Genie: Oh, all right. (Drops Abis Mahl hard onto the floor below)
Abis Mahl: (A little tipsy from the fall) Excellent idea…
drop him, or I smash the bird… (Grabs Iago from Haroud)
Genie: Not so fast! One false move, and I blow the Horn of Unpleasantness!
(Pulls out the Rock Efreet call) The undead become mine to command,
and you'll be torn limb from limb by their bony fingers! Impressive,
huh? |
|
Abis Mahl: Wow, where’d you get that? Let me see!
Genie: (Obviously lying) I picked it up at the Unpleasant Boutique…
quite a bargain.
Haroud: Sir, don’t! It’s a trick! (Genie zaps his mouth
so he can no longer talk)
Genie: Here… (Gives the horn to Abis Mahl and snatches Iago
away) Leggo my Iago! |
|
Abis Mahl: Ohhh… Horn of Unpleasantness…
I like the horn!
Genie: (To Iago) How are you holding up, buddy? (Iago can’t
answer. Genie then zaps Aladdin’s cage door open.)

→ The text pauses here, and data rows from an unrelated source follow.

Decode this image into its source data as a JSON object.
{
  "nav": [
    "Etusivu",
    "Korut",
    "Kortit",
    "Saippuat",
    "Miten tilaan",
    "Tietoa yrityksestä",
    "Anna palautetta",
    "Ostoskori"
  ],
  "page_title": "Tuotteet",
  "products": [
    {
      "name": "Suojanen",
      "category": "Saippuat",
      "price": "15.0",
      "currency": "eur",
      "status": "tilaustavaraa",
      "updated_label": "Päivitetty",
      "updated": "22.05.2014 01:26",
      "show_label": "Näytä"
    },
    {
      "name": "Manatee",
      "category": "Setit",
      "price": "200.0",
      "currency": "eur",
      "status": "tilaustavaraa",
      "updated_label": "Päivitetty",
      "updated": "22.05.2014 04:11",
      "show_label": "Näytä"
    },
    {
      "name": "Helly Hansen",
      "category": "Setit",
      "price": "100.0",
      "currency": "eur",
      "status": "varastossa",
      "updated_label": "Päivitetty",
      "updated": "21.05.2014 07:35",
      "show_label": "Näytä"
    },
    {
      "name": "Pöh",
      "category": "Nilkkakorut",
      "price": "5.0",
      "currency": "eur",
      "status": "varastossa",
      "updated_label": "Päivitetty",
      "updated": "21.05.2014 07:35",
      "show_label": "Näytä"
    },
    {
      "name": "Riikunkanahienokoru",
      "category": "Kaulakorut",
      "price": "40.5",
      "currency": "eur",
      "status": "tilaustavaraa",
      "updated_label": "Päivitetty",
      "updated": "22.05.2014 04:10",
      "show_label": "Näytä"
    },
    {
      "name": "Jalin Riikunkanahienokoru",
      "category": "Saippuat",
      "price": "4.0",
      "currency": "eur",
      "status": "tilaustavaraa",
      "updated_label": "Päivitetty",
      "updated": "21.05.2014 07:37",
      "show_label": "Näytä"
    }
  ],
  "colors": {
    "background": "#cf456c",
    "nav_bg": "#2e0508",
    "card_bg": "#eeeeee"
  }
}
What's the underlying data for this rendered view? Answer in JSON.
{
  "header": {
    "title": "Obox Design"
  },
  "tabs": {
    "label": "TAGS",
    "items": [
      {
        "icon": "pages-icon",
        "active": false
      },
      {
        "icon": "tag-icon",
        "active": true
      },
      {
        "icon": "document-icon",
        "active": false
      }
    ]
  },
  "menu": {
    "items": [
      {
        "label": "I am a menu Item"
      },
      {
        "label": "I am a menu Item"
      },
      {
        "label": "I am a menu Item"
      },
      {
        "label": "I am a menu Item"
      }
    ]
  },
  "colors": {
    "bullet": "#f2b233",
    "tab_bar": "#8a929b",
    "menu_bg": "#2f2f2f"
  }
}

Abis Mahl: (To himself) Abis Mahl, Master of the Undead! I like
the sound of that. (Gives Haroud, who is trying to speak, a shove)
Oh, shut up! (Blows the Rock Efreet call)
Genie: (Tried to pry the antidote from Iago’s stone grasp)
You’ve got a grip on this! |
|
(The Rock Efreet suddenly bursts through the wall of the lair. Iago
goes flying through the air and lands in Haroud’s hands. His
mouth is not able to work again. Aladdin and Abu fly on Carpet down
to him to get Iago back. Abis Mahl is being chased by the Rock Efreet)
Abis Mahl: No! Get away! (Abis Mahl is bitten by the Rock Efreet)
Ow! (His nose suddenly turns to stone) My nose… I’m
petrified… Haroud, the antidote!
(Aladdin and Haroud are fighting over Iago) |
|
Aladdin: Give him to me!
Haroud: Ah, ah, ah...
(Abis Mahl runs up behind them, causing Haroud to lose his grip
on Iago, who goes flying through the air.)
Abis Mahl: Don't smash that bird! |
|
(Iago is caught by Carpet just before he hits the ground. Genie
transforms into a baseball umpire.)
Genie: Safe!
Abis Mahl: (Running after Carpet) Give me the bottle! I’m
turning to stone! (Abu sticks out his tongue at him. Abis Mahl catches
Carpet, and Iago goes flying through the air to be caught by Genie)
Genie: (ducking out of Haroud's way) Think fast! (Abis Mahl then
runs into him) |
|
Abis Mahl: Give me that! (Again Iago flies through the air, this
time to be caught by Aladdin.)
Aladdin: (Holding Iago carefully) Iago, you were going to sacrifice
yourself for Agrabah. I’m sorry I doubted you.
(The sun is almost set as Aladdin pulls the vial from Iago’s
grasp and pours it onto him. In a moment, Iago is back to his normal
self. He and Abu hug.) |
|
Iago: Thanks; get off.
(Abis Mahl picks up the vial. Nothing is left)
Iago: (To Abu) Don’t ask me to explain this. (He kisses Abu
on the forehead.)
Aladdin: All right! Iago’s back!
Genie: Whoa! And acting strange! |
|
(Abis Mahl is still looking at the empty vial)
Abis Mahl: No! (He sees the Efreet and runs after it) Your scales!
Give me your scales!
(Everyone breaks into laughter)
Abis Mahl: (Still running) Give me your scales!